It is working as it should. All plows (except Snoway) lower though gravity, once the blade is on the ground it will not lower the pistion further without assistance.

Holding the drop control should put it into float, as you travel an the ground drops the blade should lower with it keeping the wear edge in contact with the ground.


----------



## muddy (May 13, 2013)

Basher, thanks for the info.

QUOTE "Holding the drop control should put it into float, as you travel ......." QUOTE
So, does this mean that I have to manually keep in in "float" by holding the stick in that position, or will it stay in "float" after holding the stick down for a set amount of time?

If it only "floats" when the stick is manually held, I may have to investigate adding another switch to keep the down solenoid activated to allow it to float without having to hold the stick. This would also make it easier for one person to lower the cylinder to disconnect the chain.


----------



## Plowtoy (Dec 15, 2001)

basher;1764868 said:


> It is working as it should. All plows (except Snoway) lower though gravity, once the blade is on the ground it will not lower the pistion further without assistance.


So my HTD snoway is power down? I did not know that. I know when I energise the down pressure, the motor cycles a few times. Im not trying to be a smart a$$, I really did not know that.


----------



## basher (Nov 13, 2004)

muddy;1764894 said:


> So, does this mean that I have to manually keep in in "float" by holding the stick in that position, or will it stay in "float" after holding the stick down for a set amount of time?.


The switch should lock in the float position, if its a membrane control there will be a light after you hold the down switch a moment. Could be the wrong part or a broken switch



Plowtoy;1764920 said:


> So my HTD snoway is power down? I did not know that. I know when I energise the down pressure, the motor cycles a few times. Im not trying to be a smart a$$, I really did not know that.


Yes the "D" in the serial number signifies down pressure equipped. Yo should feel the truck "lift a little when applied. The motor will run occasionally on that unit to keep the DP at the proper setting. If you are not getting DP effect the common causes are, the trunk mounting points are too high, the DP relief valve has is out of adjustment, or you need bushings in the lift mechanism.


----------



## Plowtoy (Dec 15, 2001)

basher;1764927 said:


> Yes the "D" in the serial number signifies down pressure equipped. Yo should feel the truck "lift a little when applied. The motor will run occasionally on that unit to keep the DP at the proper setting. If you are not getting DP effect the common causes are, the trunk mounting points are too high, the DP relief valve has is out of adjustment, or you need bushings in the lift mechanism.

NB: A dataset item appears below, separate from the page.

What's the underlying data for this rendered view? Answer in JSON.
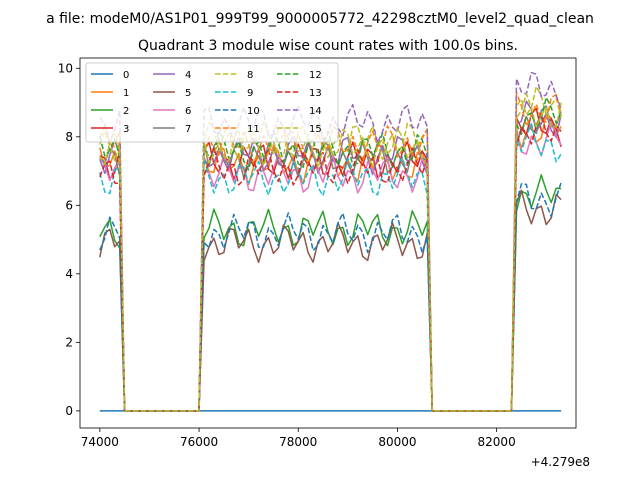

So its only power down with the down pressure turned on, that is what I thought. Again, I wasn't trying to be smart, I just was not sure. When I turn the down pressure on, I can feel the truck lift a little and my headlights will flicker a few times, which I think is normal. I do think I need some kind of pressure adjustments though as my blade turns left or right very easily while plowing and it is not strong enough to recover back to the direction I want it to be with the plow down and a load in front of it. The motor will run but it cannot overcome the weight of the snow. If I use my back up truck with the boss, it has no problem turning with a load or not.


----------



## muddy (May 13, 2013)

got to use the plow a little bit this weekend. Everything in the drive is mostly ice now, but I was able to scrape off a little of the slush, and kind of smooth things out. here are a couple pics.








[/URL][/IMG]








[/URL][/IMG]








[/URL][/IMG]


----------



## basher (Nov 13, 2004)

Plowtoy;1766148 said:


> So its only power down with the down pressure turned on, that is what I thought. Again, I wasn't trying to be smart, I just was not sure. When I turn the down pressure on, I can feel the truck lift a little and my headlights will flicker a few times, which I think is normal.
> 
> Yes that is correct
> 
> I do think I need some kind of pressure adjustments though as my blade turns left or right very easily while plowing and it is not strong enough to recover back to the direction I want it to be with the plow down and a load in front of it. The motor will run but it cannot overcome the weight of the snow.


Have to put a gage in to check the cross-over relief. That is a entirely different animal than your DP system.


----------